I get mine at lowes 1.75 for 2 cubic ft in each bag and they always have it in stock or if they dont they will have it on the next truck


----------



## Dana C (Dec 5, 2011)

I called every Ace Hardware within 100 miles. None had it and none could order it until spring. It was also the same with Wal Mart, Home Depot, Lowes and every garden center I tried within 100 miles. While it is not the best I found enough apsen shavings to which I will add peat moss to hold moisture. I am paying $14 for 4 cubic feet and am buying 16 feet total. 
I also live in Idaho by the way and it is hard to find alot of things here.


----------



## RickyNo (Sep 30, 2013)

Why does everyone on this site keep saying cypress mulch is so hard to find and expensive? here in tampa its 2.50 a bag at home depot.


----------



## ferociouscorpion (Oct 1, 2013)

Same here in San Diego. Home depot has mulch. $3 for a pretty big bag.

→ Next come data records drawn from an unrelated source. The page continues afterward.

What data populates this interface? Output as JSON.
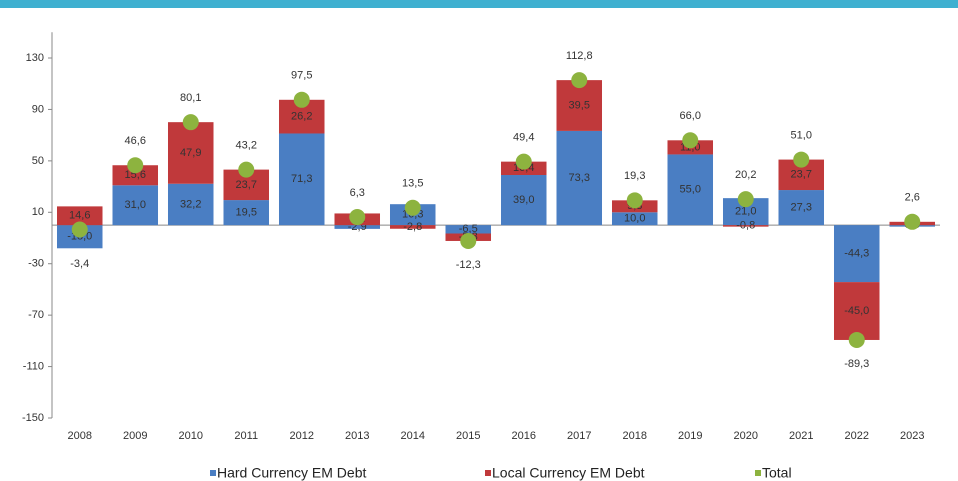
{
  "chart_data": {
    "type": "bar",
    "categories": [
      "2008",
      "2009",
      "2010",
      "2011",
      "2012",
      "2013",
      "2014",
      "2015",
      "2016",
      "2017",
      "2018",
      "2019",
      "2020",
      "2021",
      "2022",
      "2023"
    ],
    "series": [
      {
        "name": "Hard Currency EM Debt",
        "color": "#4a7ec3",
        "values": [
          -18.0,
          31.0,
          32.2,
          19.5,
          71.3,
          -2.9,
          16.3,
          -6.5,
          39.0,
          73.3,
          10.0,
          55.0,
          21.0,
          27.3,
          -44.3,
          0.0
        ],
        "value_labels": [
          "-18,0",
          "31,0",
          "32,2",
          "19,5",
          "71,3",
          "-2,9",
          "16,3",
          "-6,5",
          "39,0",
          "73,3",
          "10,0",
          "55,0",
          "21,0",
          "27,3",
          "-44,3",
          "0,0"
        ]
      },
      {
        "name": "Local Currency EM Debt",
        "color": "#c0393b",
        "values": [
          14.6,
          15.6,
          47.9,
          23.7,
          26.2,
          9.1,
          -2.8,
          -5.8,
          10.4,
          39.5,
          9.3,
          11.0,
          -0.8,
          23.7,
          -45.0,
          2.6
        ],
        "value_labels": [
          "14,6",
          "15,6",
          "47,9",
          "23,7",
          "26,2",
          "9,1",
          "-2,8",
          "-5,8",
          "10,4",
          "39,5",
          "9,3",
          "11,0",
          "-0,8",
          "23,7",
          "-45,0",
          "2,6"
        ]
      },
      {
        "name": "Total",
        "color": "#8db33f",
        "values": [
          -3.4,
          46.6,
          80.1,
          43.2,
          97.5,
          6.3,
          13.5,
          -12.3,
          49.4,
          112.8,
          19.3,
          66.0,
          20.2,
          51.0,
          -89.3,
          2.6
        ],
        "value_labels": [
          "-3,4",
          "46,6",
          "80,1",
          "43,2",
          "97,5",
          "6,3",
          "13,5",
          "-12,3",
          "49,4",
          "112,8",
          "19,3",
          "66,0",
          "20,2",
          "51,0",
          "-89,3",
          "2,6"
        ]
      }
    ],
    "ylim": [
      -150,
      150
    ],
    "yticks": [
      -150,
      -110,
      -70,
      -30,
      10,
      50,
      90,
      130
    ]
  }
}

Sent from my SGH-T959 using Tapatalk 4


----------



## DougY (Nov 28, 2015)

Beasty said:


> This is how I found cypress mulch:
> *ACE Hardware* carries their own brand of cypess. I've seen it offered online at different places for INSANE prices + shipping which comes to around $30 a bag!
> Nope, NO good!
> Go online to *acehardware.com* find the store near you and give them this order number: *72242*
> ...




Down here in south Florida, Home Depot and Lowes have large bags of Cypress Mulch for less than $5/bag.


----------



## TripleTegus (Jan 1, 2020)

I don't have an ace hardware by me but I did find some 100% cypress mulch at Walmart close by for 2.53 a bag. I'm not sure if all Walmart's carry it but it's a good find in they do.


----------



## Gator (Jun 18, 2020)

Found at Home Depot. Free ship to store option too.


----------



## pilikia (Apr 9, 2021)

jmiles50 said:


> Already tried them! Shipping is like $18 a bag to Mesa AZ where I'm at


 1800 N Scottsdale Rd, Scottsdale, AZ 85257 they will ship it to that store its literally south south scottsdale practically mesa and im only doing this because my mom is also bad at the internet...


----------